Baca juga: Pasar Gelap Demokrasi

Wapres Pendamping bukan Pesaing

Wakil Presiden Ma’ruf Amin memang diasumsikan tidak ingin mengambil posisi untuk menjadi pesaing Presiden dalam popularitas di pemerintahan. Berbeda dengan Jusuf Kalla yang pernah mendampingi Presiden SBY dan Presiden Jokowi, ia memang menunjukkan selayaknya pesaing dalam perebutan popularitas di pemerintahan antara presiden dan wakil presiden. 

Jusuf Kalla karena peran dan komunikasi kepada publik yang begitu intens, mengesankan Jusuf Kalla adalah “the real president”dan ada juga anggapan bahwa Jusuf Kalla saat itu tak ubahnya sebagai “super wapres,” inilah kesan yang hadir di publik ketika ia menjabat sebagai Wakil Presiden berdampingan dengan Presiden SBY.  

Jusuf Kalla yang merupakan politisi Partai Golkar bahkan Ketua Umum Partai Golkar.
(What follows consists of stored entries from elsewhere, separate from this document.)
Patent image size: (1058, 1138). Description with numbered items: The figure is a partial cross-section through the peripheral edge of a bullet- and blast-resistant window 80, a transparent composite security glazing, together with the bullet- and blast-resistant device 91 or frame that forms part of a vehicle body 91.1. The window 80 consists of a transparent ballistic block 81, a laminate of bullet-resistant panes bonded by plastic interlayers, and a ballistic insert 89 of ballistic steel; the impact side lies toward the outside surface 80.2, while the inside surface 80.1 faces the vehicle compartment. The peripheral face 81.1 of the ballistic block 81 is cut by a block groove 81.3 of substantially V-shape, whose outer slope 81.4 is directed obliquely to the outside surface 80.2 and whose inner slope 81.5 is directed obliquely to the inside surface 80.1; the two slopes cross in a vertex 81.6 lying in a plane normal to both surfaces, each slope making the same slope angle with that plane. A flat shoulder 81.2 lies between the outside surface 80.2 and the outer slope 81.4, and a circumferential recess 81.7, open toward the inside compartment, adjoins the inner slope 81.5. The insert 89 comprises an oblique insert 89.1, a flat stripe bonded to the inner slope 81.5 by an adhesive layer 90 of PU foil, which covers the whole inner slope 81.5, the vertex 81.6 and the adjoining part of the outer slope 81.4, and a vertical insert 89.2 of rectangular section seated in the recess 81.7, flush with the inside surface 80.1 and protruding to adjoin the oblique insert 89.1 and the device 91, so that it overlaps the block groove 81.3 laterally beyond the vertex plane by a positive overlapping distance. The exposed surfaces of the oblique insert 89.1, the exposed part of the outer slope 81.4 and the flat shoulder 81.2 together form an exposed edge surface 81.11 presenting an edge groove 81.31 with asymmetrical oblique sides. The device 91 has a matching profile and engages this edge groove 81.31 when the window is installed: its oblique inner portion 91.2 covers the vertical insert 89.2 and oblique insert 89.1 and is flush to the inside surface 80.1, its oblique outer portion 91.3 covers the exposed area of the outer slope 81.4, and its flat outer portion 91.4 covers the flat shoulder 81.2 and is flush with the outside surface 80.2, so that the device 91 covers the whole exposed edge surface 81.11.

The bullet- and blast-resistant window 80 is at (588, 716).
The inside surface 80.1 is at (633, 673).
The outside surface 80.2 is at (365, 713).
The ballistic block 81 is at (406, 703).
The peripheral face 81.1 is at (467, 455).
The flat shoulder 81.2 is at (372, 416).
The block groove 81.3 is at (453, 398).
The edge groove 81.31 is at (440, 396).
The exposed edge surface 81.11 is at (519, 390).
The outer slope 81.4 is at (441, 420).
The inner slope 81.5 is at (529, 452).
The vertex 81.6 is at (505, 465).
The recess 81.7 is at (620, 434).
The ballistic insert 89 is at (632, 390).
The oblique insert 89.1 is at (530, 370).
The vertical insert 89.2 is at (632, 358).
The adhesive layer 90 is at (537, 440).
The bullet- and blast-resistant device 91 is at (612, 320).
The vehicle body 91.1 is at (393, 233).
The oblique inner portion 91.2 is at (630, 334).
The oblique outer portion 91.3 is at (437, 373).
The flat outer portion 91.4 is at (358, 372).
Pada masa SBY menunjukkan hubungan yang tidak harmonis, bahkan antara Partai Demokrat dan Partai Golkar menghadirkan bentuk kohabitasi, yakni realitas bahwa presiden dan wakil presiden berasal dari partai politik dan golongan yang berbeda. Selanjutnya, hubungan antara Jusuf Kalla dan SBY kala itu, berakhir dalam persaingan pada Pilpres 2009 silam.  

Hal ini yang sepertinya dipelajari dan dipahami oleh Presiden Jokowi. Sehingga, Jokowi lebih memilih mencari pasangan yang tidak akan menjadi pesaingnya di kemudian hari. Diawali ia memilih Jusuf Kalla untuk berpasangan pada Pilpres 2014 lalu, dengan didasari oleh habisnya kesempatan Jusuf Kalla untuk mencalonkan diri sebagai wakil presiden pada Pilpres berikutnya yakni pada tahun 2019.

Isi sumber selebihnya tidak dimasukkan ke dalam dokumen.